The graph shows a big dense zone in the middle that is quite unreadable but composed out of world history, politics, geography, and other elements that constitute a core set of knowledge elements that are highly interlinked. While France plays and important role here, these elements are actually very globalized and include countries from all over the world. Could we interpret this as a field of “common” or “shared” knowledge? A set of topics that transcend specialization and form the very core of what our culture considers essential?

To the close right of the very center, there is a rather visible (in orange) cluster on the United States. Around the center you’ll find major historic events and periods (WWII, middle ages, renaissance, etc.). The arts are on the right (mostly music) and France’s most popular art form – Cinema – starts at the top right, in a highly dense orange cluster and goes to the top left, tellingly fusing with theatre. The Sciences form a rather strange blue band the goes from the center top to the top right.

And then there is sports. I was a bit surprised by how much of it there is and how well the clustering and community detection works for identifying individual fields – football, tennis, car racing, and so on. The second surprise was how few “geek” subjects appear on the map.
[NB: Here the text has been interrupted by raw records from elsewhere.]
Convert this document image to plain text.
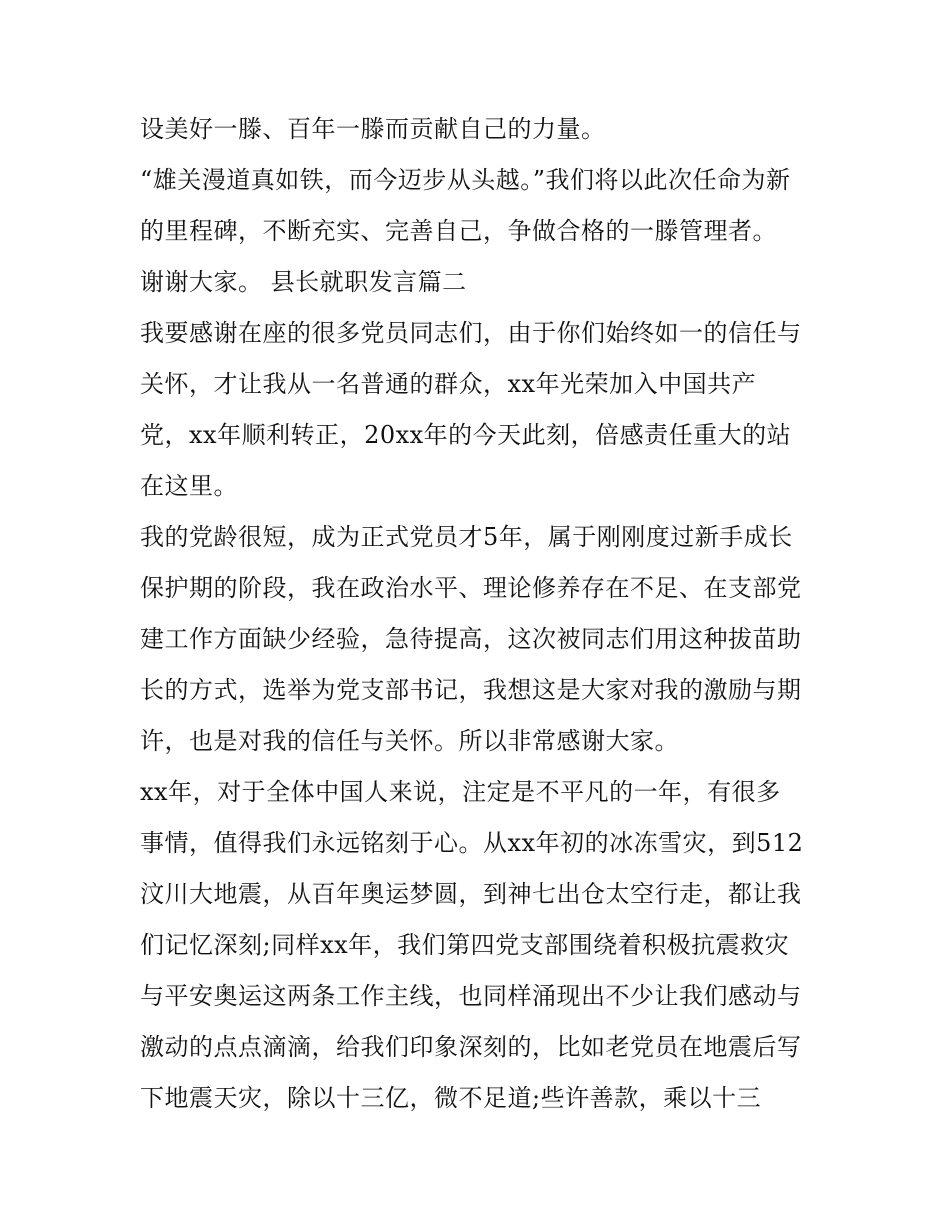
设美好一滕、百年一滕而贡献自己的力量。
“雄关漫道真如铁，而今迈步从头越。”我们将以此次任命为新
的里程碑，不断充实、完善自己，争做合格的一滕管理者。
谢谢大家。 县长就职发言篇二
我要感谢在座的很多党员同志们，由于你们始终如一的信任与
关怀，才让我从一名普通的群众，xx年光荣加入中国共产
党，xx年顺利转正，20xx年的今天此刻，倍感责任重大的站
在这里。
我的党龄很短，成为正式党员才5年，属于刚刚度过新手成长
保护期的阶段，我在政治水平、理论修养存在不足、在支部党
建工作方面缺少经验，急待提高，这次被同志们用这种拔苗助
长的方式，选举为党支部书记，我想这是大家对我的激励与期
许，也是对我的信任与关怀。所以非常感谢大家。
xx年，对于全体中国人来说，注定是不平凡的一年，有很多
事情，值得我们永远铭刻于心。从xx年初的冰冻雪灾，到512
汶川大地震，从百年奥运梦圆，到神七出仓太空行走，都让我
们记忆深刻;同样xx年，我们第四党支部围绕着积极抗震救灾
与平安奥运这两条工作主线，也同样涌现出不少让我们感动与
激动的点点滴滴，给我们印象深刻的，比如老党员在地震后写
下地震天灾，除以十三亿，微不足道;些许善款，乘以十三
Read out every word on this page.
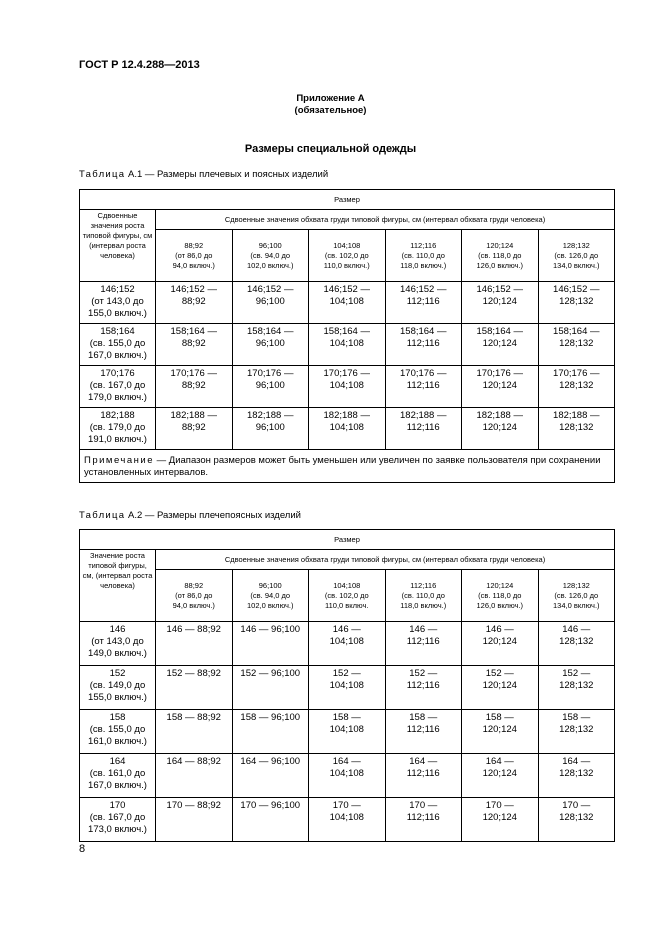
ГОСТ Р 12.4.288—2013

Приложение А

(обязательное)

Размеры специальной одежды

Таблица А.1 — Размеры плечевых и поясных изделий

Размер						
Сдвоенные значения роста типовой фигуры, см (интервал роста человека)	Сдвоенные значения обхвата груди типовой фигуры, см (интервал обхвата груди человека)					

	88;92
(от 86,0 до
94,0 включ.)	96;100
(св. 94,0 до
102,0 включ.)	104;108
(св. 102,0 до
110,0 включ.)	112;116
(св. 110,0 до
118,0 включ.)	120;124
(св. 118,0 до
126,0 включ.)	128;132
(св. 126,0 до
134,0 включ.)

146;152
(от 143,0 до
155,0 включ.)	146;152 —
88;92	146;152 —
96;100	146;152 —
104;108	146;152 —
112;116	146;152 —
120;124	146;152 —
128;132

158;164
(св. 155,0 до
167,0 включ.)	158;164 —
88;92	158;164 —
96;100	158;164 —
104;108	158;164 —
112;116	158;164 —
120;124	158;164 —
128;132

170;176
(св. 167,0 до
179,0 включ.)	170;176 —
88;92	170;176 —
96;100	170;176 —
104;108	170;176 —
112;116	170;176 —
120;124	170;176 —
128;132

182;188
(св. 179,0 до
191,0 включ.)	182;188 —
88;92	182;188 —
96;100	182;188 —
104;108	182;188 —
112;116	182;188 —
120;124	182;188 —
128;132

Примечание — Диапазон размеров может быть уменьшен или увеличен по заявке пользователя при сохранении установленных интервалов.						

Таблица А.2 — Размеры плечепоясных изделий

Размер						
Значение роста типовой фигуры, см, (интервал роста человека)	Сдвоенные значения обхвата груди типовой фигуры, см (интервал обхвата груди человека)					

	88;92
(от 86,0 до
94,0 включ.)	96;100
(св. 94,0 до
102,0 включ.)	104;108
(св. 102,0 до
110,0 включ.	112;116
(св. 110,0 до
118,0 включ.)	120;124
(св. 118,0 до
126,0 включ.)	128;132
(св. 126,0 до
134,0 включ.)

146
(от 143,0 до
149,0 включ.)	146 — 88;92	146 — 96;100	146 —
104;108	146 —
112;116	146 —
120;124	146 —
128;132

152
(св. 149,0 до
155,0 включ.)	152 — 88;92	152 — 96;100	152 —
104;108	152 —
112;116	152 —
120;124	152 —
128;132

158
(св. 155,0 до
161,0 включ.)	158 — 88;92	158 — 96;100	158 —
104;108	158 —
112;116	158 —
120;124	158 —
128;132

164
(св. 161,0 до
167,0 включ.)	164 — 88;92	164 — 96;100	164 —
104;108	164 —
112;116	164 —
120;124	164 —
128;132

170
(св. 167,0 до
173,0 включ.)	170 — 88;92	170 — 96;100	170 —
104;108	170 —
112;116	170 —
120;124	170 —
128;132

8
There is a digital technology cluster on the top right but I haven’t found any traces of the legendary Star Trek cluster. In the end, French Wikipedia appears to be a rather classic encyclopedia if you look at it from a subject angle. Could we use such maps to compare subject prominence between cultures?

Obviously, the method for mapping Wikipedia has to be refined to make maps more readable but the results are actually already quite telling. Let’s see whether the same approach can work for the English version – which is a cool 10 times bigger…

The digital methods initiative at the University of Amsterdam – incidentally my new employer – has an ever growing list of very useful tools that help with studying online phenomena. The Wikipedia Network Analysis tool (like most DMI software written by Eric Borra) is particularly interesting if we simply take into account the place of Wikipedia in our contemporary knowledge configurations. The tool crawls Wikipedia from a starting URL (by default at a +2 radius) and – amongst other things – spits out a source node / target node list of links between the  different pages.

To visualize the data, you can use Many Eyes but there are significant limits to woking with online tools. This little script will take the source/target data and create a gdf file you can explore with gephi or guess. This is a Wikipedia network surrounding the page on data visualization:

What is rather incredible is that I actually filtered the nodes with only one connection from the graph, going from 4995 to 690. Wikipedia is has become big. Very, very big.

An interesting insight to take from this graph is that many of the data visualization pioneers are placed at the center of the network, indicating that the field has grown and diversified from a limited set of initial concepts and experiments – something that can be easily confirmed by looking at the literature of the field where the same examples pop up regularly.

A visualization approach may be interesting for studying Wikipedia as a knowledge platform instead of a social experiment. While the attention given to forms of governance, contribution, etc. is certainly justified, we may want to take a closer look of the actual organization of knowledge on Wikipedia and how this compares to other forms of collecting knowledge.